Delegates from 30 states so far are supporting the Democratic party platform for guaranteed healthcare, and there's more to come. Congressman John Conyers, a certified healthcare hero and single-payer trailblazer, is the first signator.
Norman Solomon writes about the efforts, which are being led by Progressive Democrats of America, who testified today before the platform committee.
The statement urges the convention to adopt a platform plank to "guarantee accessible health care for all" in the United States, to "create a single standard of high quality, comprehensive, and preventive health care for all" -- and to "eliminate financial barriers that prevent families and individuals from obtaining the medically necessary care they need."
As you might recall, a few years ago, Mitt Romney came up with a terrible plan in Massachusetts that masqueraded as healthcare reform, while in reality serving to sell insurance products. Sandi Eaton, RN, from the Mass Nurses Association updates us on the Bay State's problems:
Massachusetts pays the most in the nation for its health care, and yet it's plagued by an ongoing crisis of access, affordability, and quality....If Massachusetts is a model, it's a model of what not to do.The problem was that the assembly was not allowed to consider Canadian-style single-payer health care--which would eliminate private insurance companies--as an option. It was off the table.
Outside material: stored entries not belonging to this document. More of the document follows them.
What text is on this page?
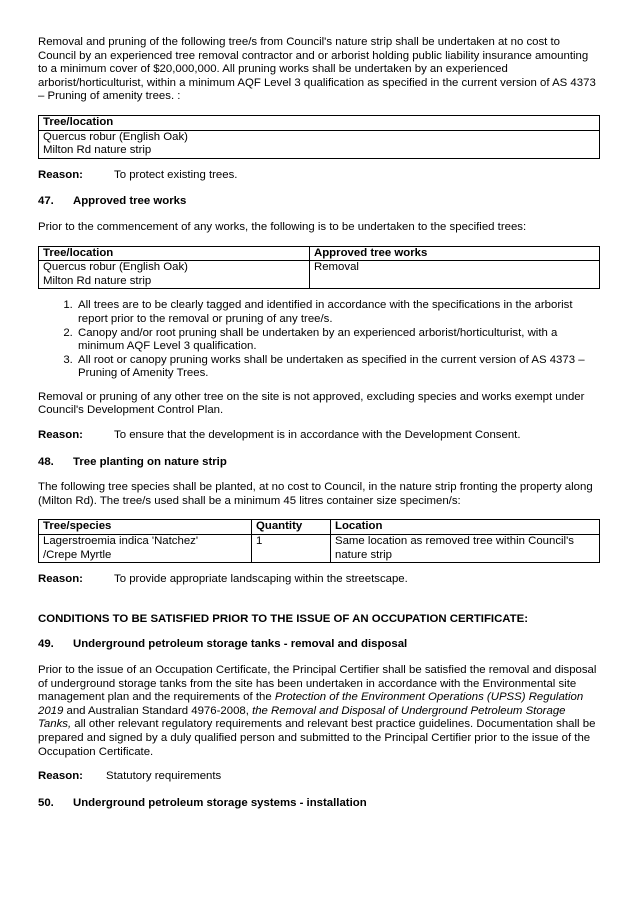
Removal and pruning of the following tree/s from Council's nature strip shall be undertaken at no cost to Council by an experienced tree removal contractor and or arborist holding public liability insurance amounting to a minimum cover of $20,000,000. All pruning works shall be undertaken by an experienced arborist/horticulturist, within a minimum AQF Level 3 qualification as specified in the current version of AS 4373 – Pruning of amenity trees. :

Tree/location

Quercus robur (English Oak)
Milton Rd nature strip
Reason:	To protect existing trees.
47.	Approved tree works

Prior to the commencement of any works, the following is to be undertaken to the specified trees:

Tree/location	Approved tree works

Quercus robur (English Oak)
Milton Rd nature strip	Removal
1. All trees are to be clearly tagged and identified in accordance with the specifications in the arborist report prior to the removal or pruning of any tree/s.
2. Canopy and/or root pruning shall be undertaken by an experienced arborist/horticulturist, with a minimum AQF Level 3 qualification.
3. All root or canopy pruning works shall be undertaken as specified in the current version of AS 4373 – Pruning of Amenity Trees.

Removal or pruning of any other tree on the site is not approved, excluding species and works exempt under Council's Development Control Plan.

Reason:	To ensure that the development is in accordance with the Development Consent.
48.	Tree planting on nature strip

The following tree species shall be planted, at no cost to Council, in the nature strip fronting the property along (Milton Rd). The tree/s used shall be a minimum 45 litres container size specimen/s:

Tree/species	Quantity	Location

Lagerstroemia indica 'Natchez'
/Crepe Myrtle	1	Same location as removed tree within Council's
nature strip
Reason:	To provide appropriate landscaping within the streetscape.
CONDITIONS TO BE SATISFIED PRIOR TO THE ISSUE OF AN OCCUPATION CERTIFICATE:
49.	Underground petroleum storage tanks - removal and disposal

Prior to the issue of an Occupation Certificate, the Principal Certifier shall be satisfied the removal and disposal of underground storage tanks from the site has been undertaken in accordance with the Environmental site management plan and the requirements of the Protection of the Environment Operations (UPSS) Regulation 2019 and Australian Standard 4976-2008, the Removal and Disposal of Underground Petroleum Storage Tanks, all other relevant regulatory requirements and relevant best practice guidelines. Documentation shall be prepared and signed by a duly qualified person and submitted to the Principal Certifier prior to the issue of the Occupation Certificate.

Reason:	Statutory requirements
50.	Underground petroleum storage systems - installation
So a new bureaucracy was established, the Commonwealth Health Insurance Connector Board, with broad powers to set rates, approve cut-rate private policies, and define affordability. Subsidies are offered on a sliding scale for those earning up to 300 percent of the federal poverty line (about $63,000 for a family of four). Those earning below the line are covered free.
The tangle of private insurance companies, with their expensive bureaucracies and profits, remains in place.
Other than the hundreds of millions of dollars in the budget subsidizing insurance corporations, how's that working out?
For many, paying for health care without the threat of bankruptcy or giving up other necessities of life remains impossible. Governments and many employers are staggering, too. Rising costs for public employees' and retirees' health insurance has led to round after round of service cutbacks, affecting every resident who uses public services. Attempts at cost-shifting have provoked strikes by teachers and turnovers in city halls.
We should at all costs avoid this mistake on the federal level. Remember: do no harm.
Up in Oregon, Dem Senatorial candidate Jeff Merkley (shout out to his nurse wife!) has endorsed HR 676. Go Jeff. Unfortunately he's also endorsed the so-called Wyden bill, which is just terrible, but I guess I can't blame him for rooting for helping out his home state buddy.